También me viene a la memoria cuando me rompí la pierna y me dio hepatitis. Tanto papá como tú debisteis pasarlo fatal. El médico vino a casa; en esos años no se llamaba a los médicos por cualquier cosa. Sí que me veríais bastante pachucha. Recuerdo tus luchas para que me tomara las pastillas; te veo entrar en mi cuarto con una cuchara, donde estaba la pastilla machacada y echada en agua, los malos ratos que pasábamos, hasta que por fin aprendí a tragármelas enteras. La pescada en blanco que me preparabas y las latas de melocotón en almíbar, un lujo de aquella época, que sólo eran para mí y que me duraban dos días. Cómo me guardaste aquel año mi rollo de chocolatinas Nestlé que (entre otras cosas) me habían echado los Reyes, hasta que estuve buena. A veces, os descubría cambiando preocupadas miradas que luego convergían en mí, e incluso descubrí en la parte central de vuestro armario un bote nuevo de las “horribles” pastillas que había estado tomando durante mi enfermedad. Estas pastillas estuvieron allí bastante tiempo ‑paréceme verlas‑, ya algo descascarilladas en un frasco sin abrir, de color caramelo oscuro, hasta que un día no las vi más.

Yo nunca te he visto en cama por enfermedad, aunque había veces que lo habrías necesitado.

Quiero agradecerte tu gran espíritu de sacrificio y tu visión de futuro: si no hubiera sido por ti, tanto Juani como yo no habríamos estudiado y nuestras vidas serían bien distintas. Tú, en cambio, tuviste menos ayuda y nosotras, al estudiar, una independencia, que de otra manera habría sido más difícil.

Te he visto trabajar y trabajar: con las gallinas que teníamos para el consumo familiar; limpiando y fregando de rodillas, con las manos ensangrentadas en la cochera, donde papá daba clase una vez que se blanqueó, y había que limpiarla antes de que la cal se incrustara; lavando a mano, hasta que hubo lavadoras: primero una de turbina, que algo quitaba, y luego la automática, etc.

Me ayudaste mucho con mis hijas y me consta (y creo que a ti también) que te han querido y quieren muchísimo.

Te he visto pocas veces llorar. Ya he dicho que eras fuerte y animosa. Que yo recuerde: cuando se perdió Yudi, a la muerte de la abuela; y, sobre todo, cuando murió papá, pues te pilló sola y tuvo que ser desesperante que se te quedara sin vida en tus brazos.

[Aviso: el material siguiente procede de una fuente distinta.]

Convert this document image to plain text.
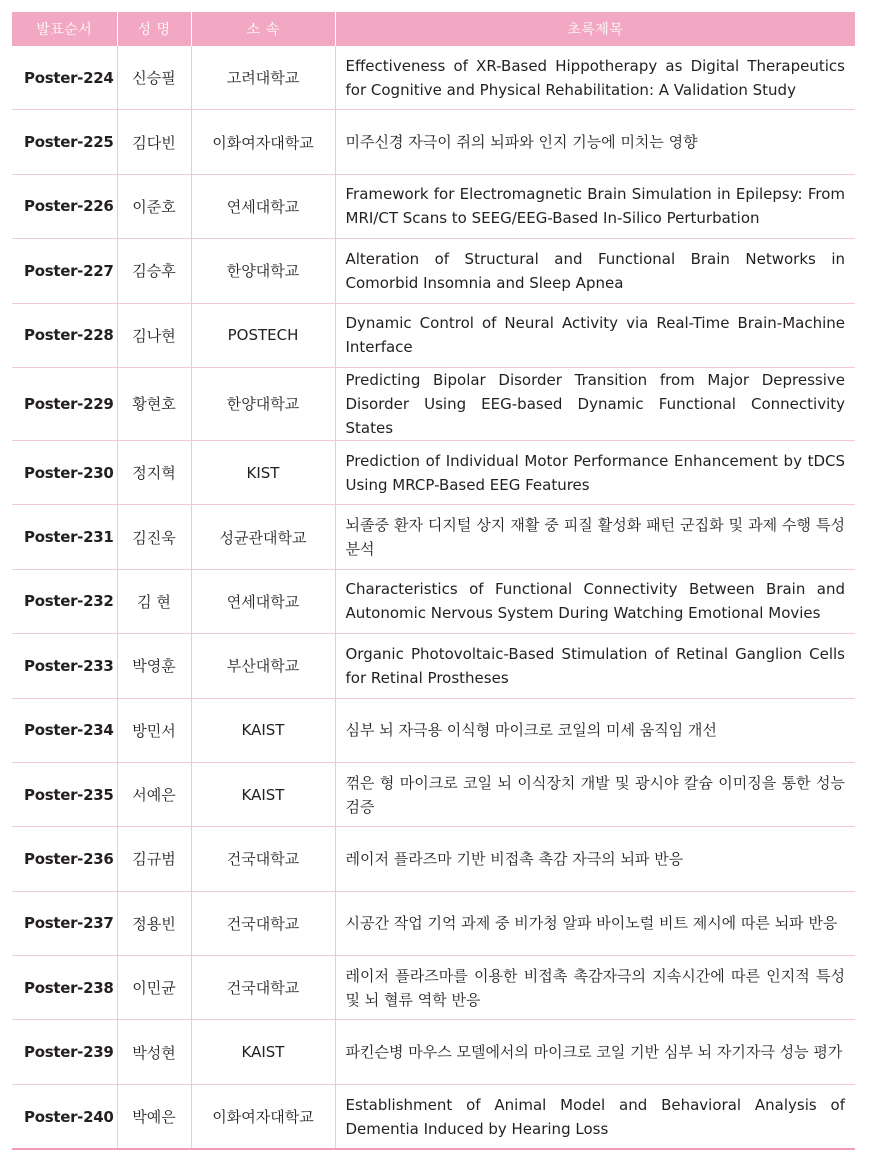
발표순서	성 명	소 속	초록제목
Poster-224	신승필	고려대학교	Effectiveness of XR-Based Hippotherapy as Digital Therapeutics for Cognitive and Physical Rehabilitation: A Validation Study
Poster-225	김다빈	이화여자대학교	미주신경 자극이 쥐의 뇌파와 인지 기능에 미치는 영향
Poster-226	이준호	연세대학교	Framework for Electromagnetic Brain Simulation in Epilepsy: From MRI/CT Scans to SEEG/EEG-Based In-Silico Perturbation
Poster-227	김승후	한양대학교	Alteration of Structural and Functional Brain Networks in Comorbid Insomnia and Sleep Apnea
Poster-228	김나현	POSTECH	Dynamic Control of Neural Activity via Real-Time Brain-Machine Interface
Poster-229	황현호	한양대학교	Predicting Bipolar Disorder Transition from Major Depressive Disorder Using EEG-based Dynamic Functional Connectivity States
Poster-230	정지혁	KIST	Prediction of Individual Motor Performance Enhancement by tDCS Using MRCP-Based EEG Features
Poster-231	김진욱	성균관대학교	뇌졸중 환자 디지털 상지 재활 중 피질 활성화 패턴 군집화 및 과제 수행 특성 분석
Poster-232	김 현	연세대학교	Characteristics of Functional Connectivity Between Brain and Autonomic Nervous System During Watching Emotional Movies
Poster-233	박영훈	부산대학교	Organic Photovoltaic-Based Stimulation of Retinal Ganglion Cells for Retinal Prostheses
Poster-234	방민서	KAIST	심부 뇌 자극용 이식형 마이크로 코일의 미세 움직임 개선
Poster-235	서예은	KAIST	꺾은 형 마이크로 코일 뇌 이식장치 개발 및 광시야 칼슘 이미징을 통한 성능 검증
Poster-236	김규범	건국대학교	레이저 플라즈마 기반 비접촉 촉감 자극의 뇌파 반응
Poster-237	정용빈	건국대학교	시공간 작업 기억 과제 중 비가청 알파 바이노럴 비트 제시에 따른 뇌파 반응
Poster-238	이민균	건국대학교	레이저 플라즈마를 이용한 비접촉 촉감자극의 지속시간에 따른 인지적 특성 및 뇌 혈류 역학 반응
Poster-239	박성현	KAIST	파킨슨병 마우스 모델에서의 마이크로 코일 기반 심부 뇌 자기자극 성능 평가
Poster-240	박예은	이화여자대학교	Establishment of Animal Model and Behavioral Analysis of Dementia Induced by Hearing Loss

Después de la muerte de papá (al menos yo), noté un cambio: te volviste como más rígida, como con una coraza; el carácter se te marcó más seco; aunque tu lucidez e inteligencia práctica las seguiste teniendo hasta el final.

En la residencia, adonde te marchaste a raíz de tu primer internamiento en el hospital, hiciste amigos que te apreciaban: nos lo demostraron cuando fuimos a coger tus pertenencias; y también sé que diste muestras de tu fuerte carácter activo, laborioso, alegre y combativo; y constancia de tu prodigiosa memoria…

Mamá, me apenan sobremanera esos 22 o 23 días que has pasado tan malos, casi sin comer; y, últimamente, sin poder darte agua. Lo hacíamos así porque la doctora nos daba esperanzas de tu recuperación y pensábamos que te curarías. Si hubiera sabido que no iba a ser así, te habría dado todo lo que hubieses querido y, además, te hubiera dicho muchas veces: «Te quiero». Por eso, tu hija, la chica, la que hace tanto tiempo fue uno de “tus capullillos”, te dice ahora: «Te quiero, mamá; siempre te quise y siempre te querré».

Úbeda, 30 de enero de 2014.

 

Primera comunión de Paquita.

 

Paquita de joven.

 

Paquita con su hija Margarita y su marido Pepe, en el jardín del coto de la Safa de Úbeda.

 

Paquita haciendo sus pinitos en el piano de su hija Juani.